The one legal route now for Renew 81, a gaggle opposing the “latest urbanism” project, can be to hunt relief from the Recent York Court of Appeals, the very best within the state.
In a unanimous decision, a five-judge panel overturned a lower court decision that a brand new environmental impact statement was needed for the project, as a result of the planned construction of a semiconductor manufacturing plant in Syracuse.
Friday’s decision was handed down by the Appellate Division, Fourth Judicial Department of the Recent York Supreme Court. The Supreme Court in Recent York just isn’t the very best within the state; the Court of Appeals is.
State agencies in command of the project, the Supreme Court decision said, “complied with the substantive obligations under the State Environmental Quality Review Act inasmuch as they took the requisite ‘hard look’ on the relative environmental aspects.”
The court also said an environmental impact statement for the I-81 project based on the development of the semiconductor plant was not needed.
An Onondaga County legislator, Charles Garland, who’s a member of Renew 81, was quoted by Syracuse.com as saying the group would likely appeal. “We feel that the facts are very clear, and that the Court of Appeals will definitely agree” with the lower court decision requiring an environmental review.
In that very same article, Syracuse Mayor Ben Walsh said of a possible appeal: “What’s the purpose? Their strategy from day one has been delay, delay, delay.”
Recent York Gov. Kathy Hochul, a backer of the project, praised the choice on X.
The project would demolish a viaduct that sends I-81 traffic through the center of Syracuse. As an alternative, I-81 northbound and southbound traffic can be routed onto what’s now Interstate 481, which loops around the town’s east side.
The viaduct is 1.4 miles long and needed significant repairs no matter what policy the town pursued. The state, on an online page concerning the project, said your entire corridor is 12 miles.
Renew 81 has estimated that diversion around the town could add 8 to 22 miles to any trip.
Instead of Interstate 81 in the town can be a grade-level highway and boulevard. There can be red lights along its way, but those are mostly toward the center of the road, with the more free-flowing boulevard north and south of that center, which is a traffic circle.
Syracuse.com also reported that work has been done near the 2 ends of the right-of-way where Interstates 81 and 481 come together north and south of the town. Contracts for that work were awarded last August, in accordance with Construction Dive.
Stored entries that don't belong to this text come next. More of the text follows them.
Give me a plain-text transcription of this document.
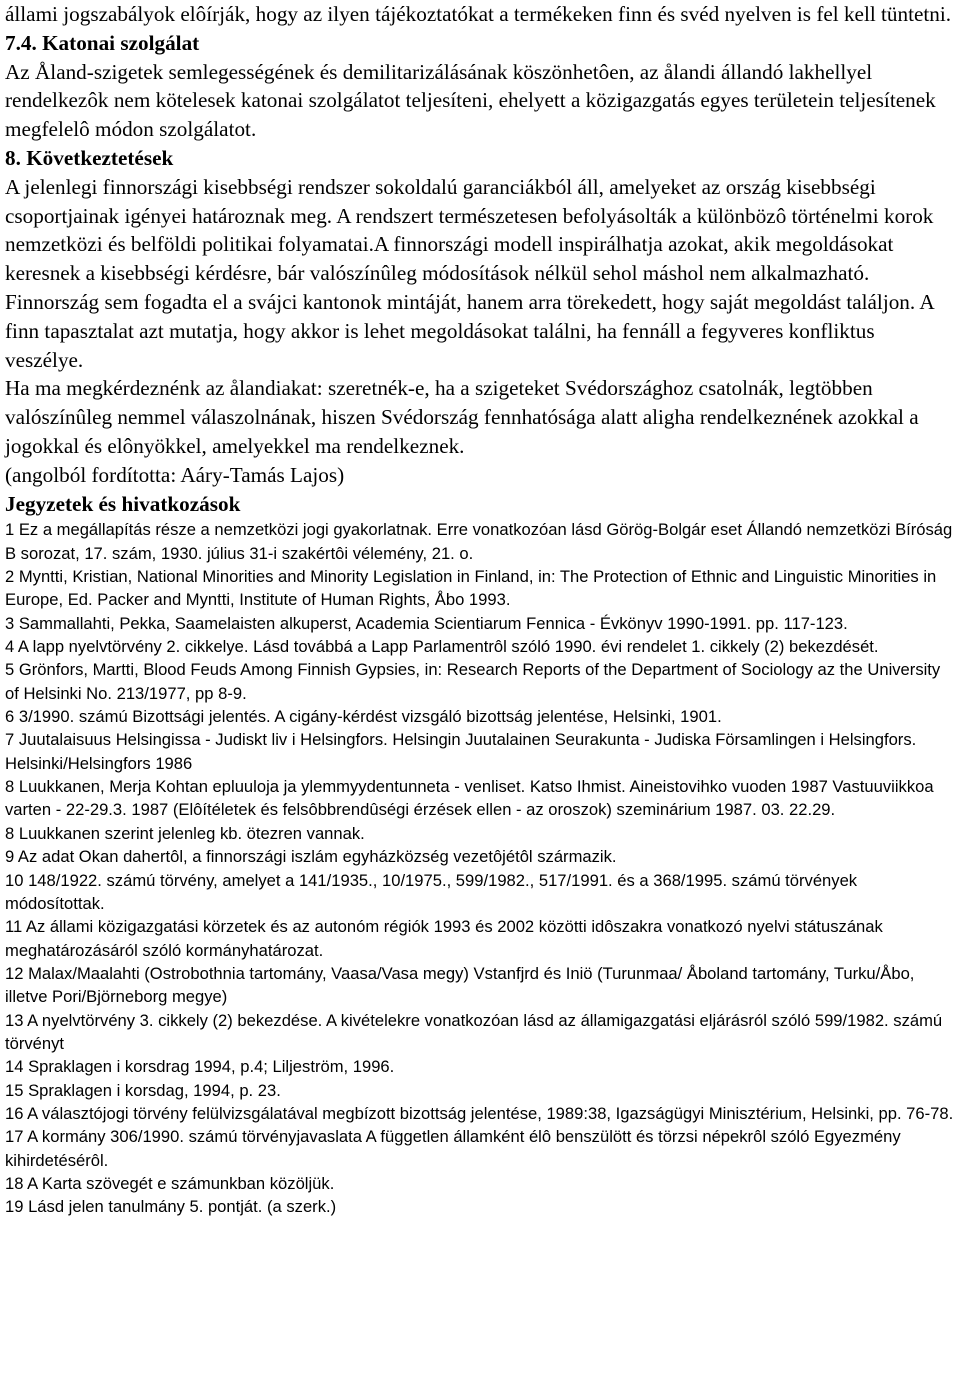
állami jogszabályok elôírják, hogy az ilyen tájékoztatókat a termékeken finn és svéd nyelven is fel kell tüntetni.

7.4. Katonai szolgálat

Az Åland-szigetek semlegességének és demilitarizálásának köszönhetôen, az ålandi állandó lakhellyel rendelkezôk nem kötelesek katonai szolgálatot teljesíteni, ehelyett a közigazgatás egyes területein teljesítenek megfelelô módon szolgálatot.

8. Következtetések

A jelenlegi finnországi kisebbségi rendszer sokoldalú garanciákból áll, amelyeket az ország kisebbségi csoportjainak igényei határoznak meg. A rendszert természetesen befolyásolták a különbözô történelmi korok nemzetközi és belföldi politikai folyamatai.A finnországi modell inspirálhatja azokat, akik megoldásokat keresnek a kisebbségi kérdésre, bár valószínûleg módosítások nélkül sehol máshol nem alkalmazható. Finnország sem fogadta el a svájci kantonok mintáját, hanem arra törekedett, hogy saját megoldást találjon. A finn tapasztalat azt mutatja, hogy akkor is lehet megoldásokat találni, ha fennáll a fegyveres konfliktus veszélye.

Ha ma megkérdeznénk az ålandiakat: szeretnék-e, ha a szigeteket Svédországhoz csatolnák, legtöbben valószínûleg nemmel válaszolnának, hiszen Svédország fennhatósága alatt aligha rendelkeznének azokkal a jogokkal és elônyökkel, amelyekkel ma rendelkeznek.

(angolból fordította: Aáry-Tamás Lajos)

Jegyzetek és hivatkozások

1 Ez a megállapítás része a nemzetközi jogi gyakorlatnak. Erre vonatkozóan lásd Görög-Bolgár eset Állandó nemzetközi Bíróság B sorozat, 17. szám, 1930. július 31-i szakértôi vélemény, 21. o.

2 Myntti, Kristian, National Minorities and Minority Legislation in Finland, in: The Protection of Ethnic and Linguistic Minorities in Europe, Ed. Packer and Myntti, Institute of Human Rights, Åbo 1993.

3 Sammallahti, Pekka, Saamelaisten alkuperst, Academia Scientiarum Fennica - Évkönyv 1990-1991. pp. 117-123.

4 A lapp nyelvtörvény 2. cikkelye. Lásd továbbá a Lapp Parlamentrôl szóló 1990. évi rendelet 1. cikkely (2) bekezdését.

5 Grönfors, Martti, Blood Feuds Among Finnish Gypsies, in: Research Reports of the Department of Sociology az the University of Helsinki No. 213/1977, pp 8-9.

6 3/1990. számú Bizottsági jelentés. A cigány-kérdést vizsgáló bizottság jelentése, Helsinki, 1901.

7 Juutalaisuus Helsingissa - Judiskt liv i Helsingfors. Helsingin Juutalainen Seurakunta - Judiska Församlingen i Helsingfors. Helsinki/Helsingfors 1986

8 Luukkanen, Merja Kohtan epluuloja ja ylemmyydentunneta - venliset. Katso Ihmist. Aineistovihko vuoden 1987 Vastuuviikkoa varten - 22-29.3. 1987 (Elôítéletek és felsôbbrendûségi érzések ellen - az oroszok) szeminárium 1987. 03. 22.29.

8 Luukkanen szerint jelenleg kb. ötezren vannak.

9 Az adat Okan dahertôl, a finnországi iszlám egyházközség vezetôjétôl származik.

10 148/1922. számú törvény, amelyet a 141/1935., 10/1975., 599/1982., 517/1991. és a 368/1995. számú törvények módosítottak.

11 Az állami közigazgatási körzetek és az autonóm régiók 1993 és 2002 közötti idôszakra vonatkozó nyelvi státuszának meghatározásáról szóló kormányhatározat.

12 Malax/Maalahti (Ostrobothnia tartomány, Vaasa/Vasa megy) Vstanfjrd és Iniö (Turunmaa/ Åboland tartomány, Turku/Åbo, illetve Pori/Björneborg megye)

13 A nyelvtörvény 3. cikkely (2) bekezdése. A kivételekre vonatkozóan lásd az államigazgatási eljárásról szóló 599/1982. számú törvényt

14 Spraklagen i korsdrag 1994, p.4; Liljeström, 1996.

15 Spraklagen i korsdag, 1994, p. 23.

16 A választójogi törvény felülvizsgálatával megbízott bizottság jelentése, 1989:38, Igazságügyi Minisztérium, Helsinki, pp. 76-78.

17 A kormány 306/1990. számú törvényjavaslata A független államként élô benszülött és törzsi népekrôl szóló Egyezmény kihirdetésérôl.

18 A Karta szövegét e számunkban közöljük.

19 Lásd jelen tanulmány 5. pontját. (a szerk.)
The Congress for Recent Urbanism (CNU) has been a backer of comparable highway-to-boulevard projects, however the one in Syracuse can be amongst the biggest. The “Big Dig” in Boston, replacing the town’s Central Artery of Interstate 93 with a tunnel, was one of the crucial distinguished Recent Urbanism projects.
On its web page, it said of the Syracuse plans: “The development of Interstate 81 in Syracuse got here with the forced displacement of nearly 1,300 residents from the town’s fifteenth Ward. It devastated a historic black community, severing the social fabric of the community and razing swaths of buildings, and with them, reasonably priced housing options. Neighborhood deterioration, a glut of surface parking lots, and citywide population loss followed.”
Efforts on what the CNU called the “I-81 Challenge” return so far as 2012.